The post has two interesting things really worthing cogitating on.  One is that the the company seems to be making the point that there is some vast and unnatural profitability in their natural gas development.. way beyond any other potential investment out there from the numbers transcribed there.   I'll skip the tax issues as political as they are, but it sure seems there is a big mispricing there somewhere.  Would not such vast profitability be capitalized into land values in most such markets? Makes you wonder about the efficiency of the land markets across Pennsylvania.

But a bigger issue.  There is a quote there from the CEO I take is from the earnings call on the future of natural gas trying to address the lower price of natural gas these days compared to the past:

"Most electric generation in the future will be with natural gas. We’ll get through this period of low gas prices. Demand will pick up at some point. It’s going to happen.”
If most electricity in the future is natural gas then what does that say for nuclear?  I'm not quite disputing the prognostication actually.  There is a big issue not talked about that there has not been a lot of movement toward the new domestic nuclear power plants in the US.   W is fine I am sure, but part of their growth has been based on that market developing and it's a bit unclear where the domestic nuclear industry is going right now. We may need to get past the recession to really find out.

Time will tell what that says for the growth trajectory at the big W, which is in itself one of the region's largest single largest employers. Something I would love to do actually if I had anywhere near the time would be to compute and compare the jobs impact locally of nuclear and mining, which includes all the new NatGas development.  Could be interesting.


Anonymous BrianTH said...

Gah--why would people laugh at further diversifying Pittsburgh's economy? And don't they understand that today's modern, streamlined industrial companies may not be the mass employers of a prior era, but they still create tons of secondary work that used to be done in-house?

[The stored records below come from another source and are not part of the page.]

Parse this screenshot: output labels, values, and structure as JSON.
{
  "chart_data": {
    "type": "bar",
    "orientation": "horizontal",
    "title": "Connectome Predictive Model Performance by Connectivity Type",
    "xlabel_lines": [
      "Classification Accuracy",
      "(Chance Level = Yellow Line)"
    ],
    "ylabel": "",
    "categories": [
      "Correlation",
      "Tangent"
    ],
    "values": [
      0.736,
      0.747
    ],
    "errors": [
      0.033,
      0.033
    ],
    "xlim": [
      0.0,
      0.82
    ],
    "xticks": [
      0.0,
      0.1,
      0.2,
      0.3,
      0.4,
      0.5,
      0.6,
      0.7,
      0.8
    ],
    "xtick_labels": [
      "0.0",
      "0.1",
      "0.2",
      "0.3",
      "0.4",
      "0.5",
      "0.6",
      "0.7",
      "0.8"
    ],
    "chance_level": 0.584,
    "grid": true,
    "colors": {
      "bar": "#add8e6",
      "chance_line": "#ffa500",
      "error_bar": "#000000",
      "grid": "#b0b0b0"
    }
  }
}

Anyway, my sense is that when it comes to nukes versus gas in the future, it all depends on how far in the future you are talking. I gather you just can't build nuke generating capacity at the same rate as gas generating capacity, so it makes a big difference whether the future is 2025 or 2050.

Wednesday, July 28, 2010 10:13:00 AM  
Anonymous The Wiz said...

Look into the Utica shale for gas. Could be even bigger than the Marcellus. Also GasFrac Energy Services has developed a fracing technique that doesn't use water which may alleviate much of the opposition to horizontal drilling.

As for pricing, it will fix itself. As nat gas prices drop, more industries will switch to gas. Look for the trucking industry to change over as T Boone Pickens has been advocating. It may start with a series of nat gas station along I80 from coast to coast, then spread to other major highways. Many cities already have all their transit buses on gas.

As for land prices, land can be sold separately from the gas and oil rights. I can sell my acreage and still collect all the royalties for decades. Thus land values won't climb as rapidly as one would think.

Nukes will take at least ten years or more to build the first one in the US. W is expanding rapidly as they are currently building four in China with many more anticipated. Plus they have proposals for twelve in the US and that requires prodigious amounts of engineering just for the application and approval phase. And once the Chinese nukes coe online, other countries will follow suit. Asia, Africa, S America all need lots of energy.

Wednesday, July 28, 2010 12:09:00 PM  
Blogger C. Briem said...

that keeps reminding me of a tv I once bought from "Nobody beats the Wiz".....

Wednesday, July 28, 2010 12:21:00 PM  
Anonymous The Wiz said...

LOL I always say "I may tie once in awhile but I never lose!"

Another advantage nat gas has is that both wind and solar need back up systems as they are approx 40% efficient. And most back up systems will be gas as gas is the easiest to ramp up quickly when needed.

Wednesday, July 28, 2010 12:45:00 PM  
Blogger C. Briem said...

You are doing better than Nobody Beats the Wiz which went down hard in bankrupty after years of hype.